4 CONDITIONAL RANDOM FIED FOR OBJECT INSTANCE EXTRACTION

Fig. 5. CRF for object segmentation

Fig. 5. CRF for object segmentation

Utilizing an undirected graph, conditional random field (CRF) [20] is an authoritative method to approximate the structural information of a set of variables with the related interpretation. For video foreground object segmentation, CRF has been applied to calculate the label of each experimental pixel in an image I [5], [6]. As illustrated in Fig. 5, pixel i in a video frame is related with remark zi, while the unknown node Fi point out its related label. In this framework, the label Fi is calculated by the observation zi , while the spatial coherence between this output and neighboring remarks zj and labels Fj are concurrently taken into consideration.

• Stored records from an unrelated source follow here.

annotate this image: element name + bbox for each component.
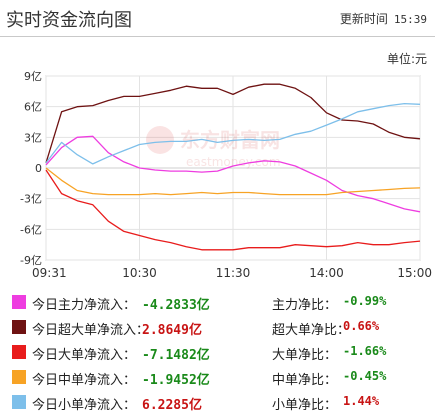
legend-value: -7.1482亿 xyxy=(142,348,210,363)
ratio-label: 小单净比： xyxy=(272,398,338,413)
x-tick-label: 09:31 xyxy=(32,266,67,280)
y-tick-label: -9亿 xyxy=(20,254,42,267)
x-tick-label: 10:30 xyxy=(122,266,157,280)
ratio-label: 中单净比： xyxy=(272,373,338,388)
watermark-logo-icon xyxy=(146,126,174,154)
series-line-4 xyxy=(45,167,421,196)
y-tick-label: 3亿 xyxy=(24,131,42,144)
legend-value: -1.9452亿 xyxy=(142,373,210,388)
ratio-value: 1.44% xyxy=(343,394,380,408)
legend-swatch xyxy=(12,395,26,409)
x-axis-ticks: 09:31 10:30 11:30 14:00 15:00 xyxy=(32,266,432,280)
ratio-value: -1.66% xyxy=(343,344,387,358)
legend-value: 6.2285亿 xyxy=(142,398,202,413)
legend-label: 今日超大单净流入： xyxy=(32,323,150,338)
legend-row: 今日小单净流入： 6.2285亿 小单净比： 1.44% xyxy=(0,390,435,416)
legend-swatch xyxy=(12,370,26,384)
y-tick-label: -6亿 xyxy=(20,223,42,236)
update-label: 更新时间 xyxy=(339,12,388,26)
series-line-5 xyxy=(45,102,421,165)
legend-row: 今日主力净流入： -4.2833亿 主力净比： -0.99% xyxy=(0,290,435,316)
y-tick-label: 6亿 xyxy=(24,101,42,114)
y-tick-label: 9亿 xyxy=(24,70,42,83)
legend-row: 今日中单净流入： -1.9452亿 中单净比： -0.45% xyxy=(0,365,435,391)
chart-grid xyxy=(45,75,421,261)
legend-row: 今日超大单净流入： 2.8649亿 超大单净比： 0.66% xyxy=(0,315,435,341)
unit-label: 单位:元 xyxy=(386,52,427,66)
fund-flow-chart: 东方财富网 eastmoney.com 9亿 6亿 3亿 0 -3亿 -6亿 -9亿 09:… xyxy=(20,70,432,280)
ratio-value: -0.45% xyxy=(343,369,387,383)
legend-swatch xyxy=(12,295,26,309)
ratio-value: 0.66% xyxy=(343,319,380,333)
series-line-3 xyxy=(45,169,421,251)
legend-value: 2.8649亿 xyxy=(142,323,202,338)
chart-header: 实时资金流向图 更新时间 15:39 xyxy=(0,0,435,37)
legend-value: -4.2833亿 xyxy=(142,298,210,313)
x-tick-label: 14:00 xyxy=(309,266,344,280)
legend-label: 今日大单净流入： xyxy=(32,348,137,363)
series-line-1 xyxy=(45,135,421,213)
legend-swatch xyxy=(12,320,26,334)
watermark-en: eastmoney.com xyxy=(186,155,281,169)
legend-label: 今日主力净流入： xyxy=(32,298,137,313)
y-axis-ticks: 9亿 6亿 3亿 0 -3亿 -6亿 -9亿 xyxy=(20,70,42,267)
series-line-2 xyxy=(45,83,421,164)
update-time: 更新时间 15:39 xyxy=(340,10,427,27)
y-tick-label: 0 xyxy=(35,162,42,175)
page-title: 实时资金流向图 xyxy=(6,10,132,31)
legend-row: 今日大单净流入： -7.1482亿 大单净比： -1.66% xyxy=(0,340,435,366)
watermark: 东方财富网 eastmoney.com xyxy=(146,126,281,169)
series-lines xyxy=(45,83,421,251)
legend-label: 今日小单净流入： xyxy=(32,398,137,413)
ratio-label: 大单净比： xyxy=(272,348,338,363)
legend-label: 今日中单净流入： xyxy=(32,373,137,388)
ratio-label: 超大单净比： xyxy=(272,323,351,338)
x-tick-label: 11:30 xyxy=(216,266,251,280)
y-tick-label: -3亿 xyxy=(20,193,42,206)
update-time-value: 15:39 xyxy=(393,13,427,26)
ratio-value: -0.99% xyxy=(343,294,387,308)
legend-swatch xyxy=(12,345,26,359)
x-tick-label: 15:00 xyxy=(397,266,432,280)
ratio-label: 主力净比： xyxy=(272,298,338,313)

Therefore, predicting the label of an observation node is equivalent to exploit the following posterior probability function

(6)

where i is the unary term which infers the likelihood of Fi with observation zi . i, j is the pair wise term relating the correlation among neighboring pixels zi and zj, and that among their predicted output labels Fi and Fj . Note that the observation z can be represented by a particular feature or a grouping of various types of features. To solve a CRF optimization problem, one can convert the above problem into an energy minimization task, and the object energy function E of (6) can be derived as

(7)

In our proposed framework, we define the shape energy function ES in terms of shape likelihood Xt S (derived by (5)) as one of the unary terms

(8

In addition to shape information, we need incorporate visual saliency and color cues into the introduced CRF framework. As discussed earlier, we derive foreground and background color models for object extraction, and thus the unary term EC describing color information is defined as follows:

(9)

Note that the foreground and background color GMM models GC f and GC b are utilized to originate the related energy terms ECF and ECB, which are calculated as

As for the visual saliency cue at frame t, we convert the visual saliency score St derived in (2) into the following energy term EV :

(10)

We note that in the above equations, parameters ws , wc, and wv are the weights for shape, color, and visual saliency cues, correspondingly. These weights organize the contributions of the related energy terms of the CRF model for performing VOE. It is also

worth noting that, Liu and Gleicher [5] only considers the construction of foreground color models for VOE. As verified by [6], it can be concluded that the disregard of background color models would limit the performance of object extraction, since the only use of foreground color model might not be enough for characteristic between foreground and background regions. In the proposed object extraction framework, we now utilize multiple types of visual and motion salient features for object extraction.

5. CONCLUSION

This paper will utilize visual and motion saliency induced features, based on that features we can able to extract the object instances in video sequence frame. We advanced CRF model, that model will integrate the above features. A major advantage of our method is that object instance extraction doesnt require any preceding knowledge about the object and also doesnt require any user interaction during the segmentation process.